159	2) With Linear FreeSurf, there is a small loss of heat/salt/tracer at the
160	surface (d/dt(Eta) inconsistent with fixed surf grid cell thickness:
161	a) if linFSConserveTr is set to true (file "data"), then the model
162	corrects for this (see S/R calc_wsurf_tr.F).

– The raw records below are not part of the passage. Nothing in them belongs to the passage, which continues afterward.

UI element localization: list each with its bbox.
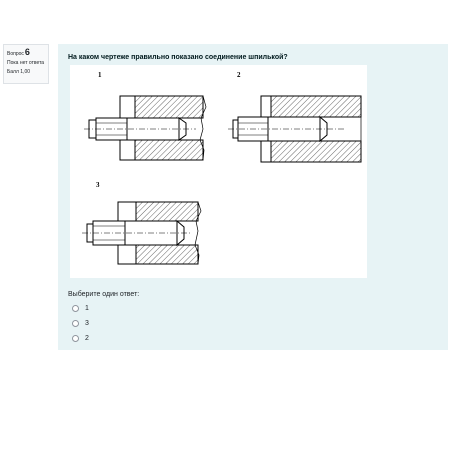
answer-options: 1 3 2 <box>72 301 89 346</box>
question-number-row: Вопрос 6 <box>7 47 45 58</box>
answer-option-2[interactable]: 3 <box>72 316 89 331</box>
question-content: На каком чертеже правильно показано соед… <box>58 44 448 350</box>
radio-button[interactable] <box>72 305 79 312</box>
radio-button[interactable] <box>72 320 79 327</box>
answer-option-label: 3 <box>85 320 89 327</box>
answer-prompt: Выберите один ответ: <box>68 291 140 298</box>
drawing-2-label: 2 <box>237 71 241 79</box>
drawing-2 <box>228 95 362 163</box>
question-label: Вопрос <box>7 51 24 57</box>
drawing-3-label: 3 <box>96 181 100 189</box>
drawing-1-label: 1 <box>98 71 102 79</box>
question-drawing: 1 2 3 <box>70 65 367 278</box>
answer-option-label: 1 <box>85 305 89 312</box>
radio-button[interactable] <box>72 335 79 342</box>
stud-connection-drawings: 1 2 3 <box>82 71 362 265</box>
drawing-1 <box>84 95 207 161</box>
answer-option-label: 2 <box>85 335 89 342</box>
question-status: Пока нет ответа <box>7 60 45 66</box>
drawing-3 <box>82 201 202 265</box>
answer-option-3[interactable]: 2 <box>72 331 89 346</box>
answer-option-1[interactable]: 1 <box>72 301 89 316</box>
question-grade: Балл 1,00 <box>7 69 31 75</box>
question-number: 6 <box>24 47 30 57</box>
question-text: На каком чертеже правильно показано соед… <box>68 54 288 61</box>
question-info-panel: Вопрос 6 Пока нет ответа Балл 1,00 <box>3 44 49 84</box>
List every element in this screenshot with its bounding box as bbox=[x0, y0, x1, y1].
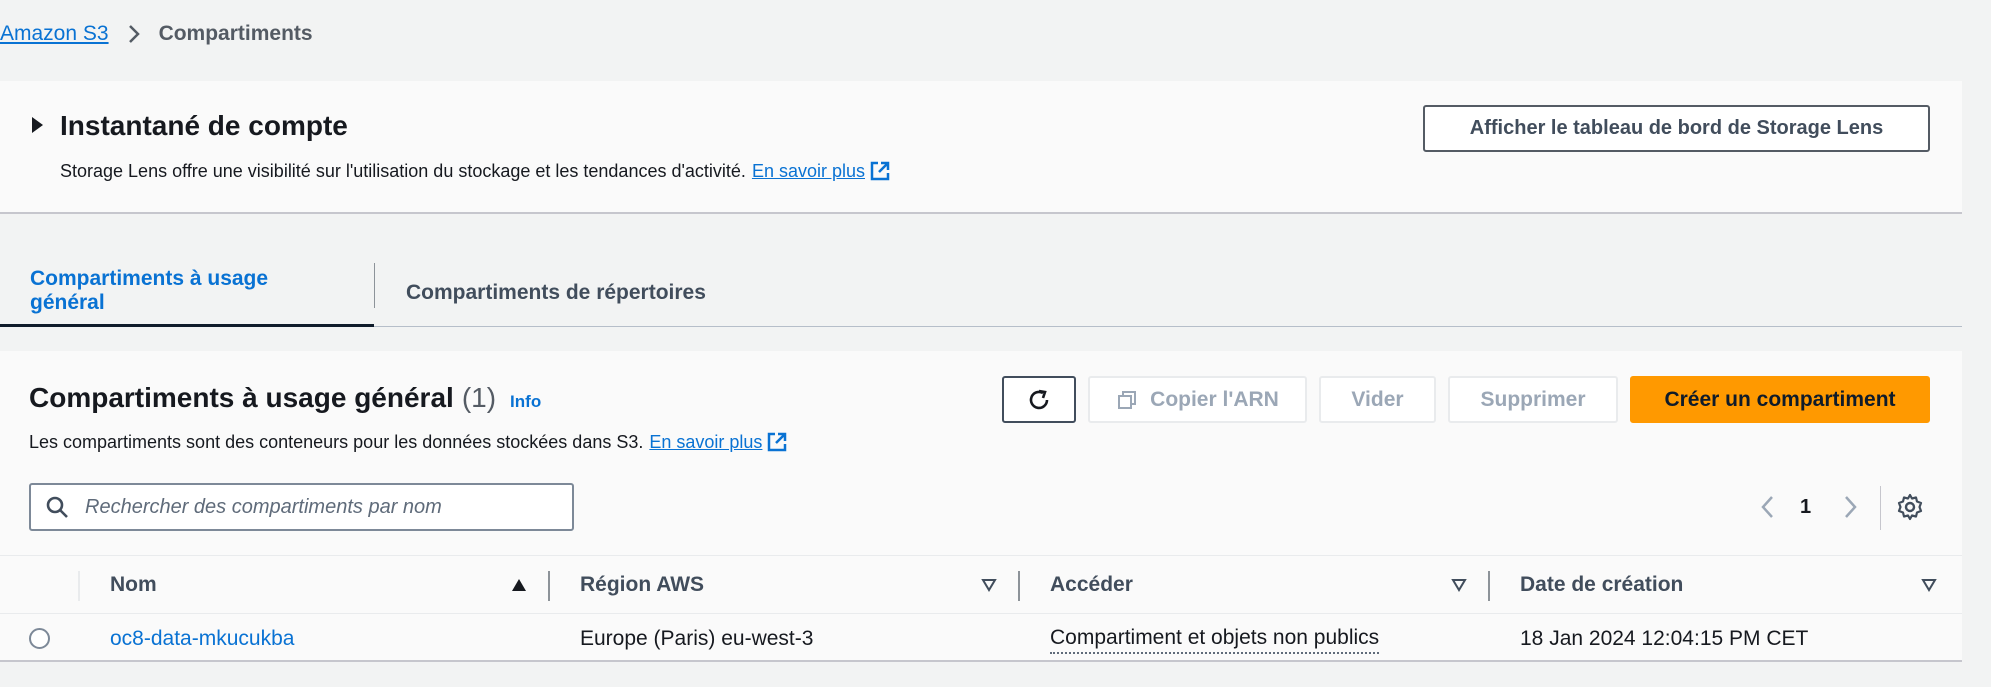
buckets-description: Les compartiments sont des conteneurs po… bbox=[29, 431, 788, 453]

163	b) if linFSConserveTr=False (=the default), the term corresponding
164	to w_surface*SST,SSS is missing in TFLUX,SFLUX to match exactly the
165	Heat and Salt budget evolution so need to account for this term in
166	the budget, which can be obtained from the 1rst level
167	of WTHMASS / WSLTMASS diagnostics (diagnostics ADVr_TH / ADVr_SLT
168	is not the right one for this purpose, it's just zero at k=1).
169	3) There is just one more undocumented/hidden case
170	(nonlinFreeSurf=0 & select_rStar=-1) which is not covered.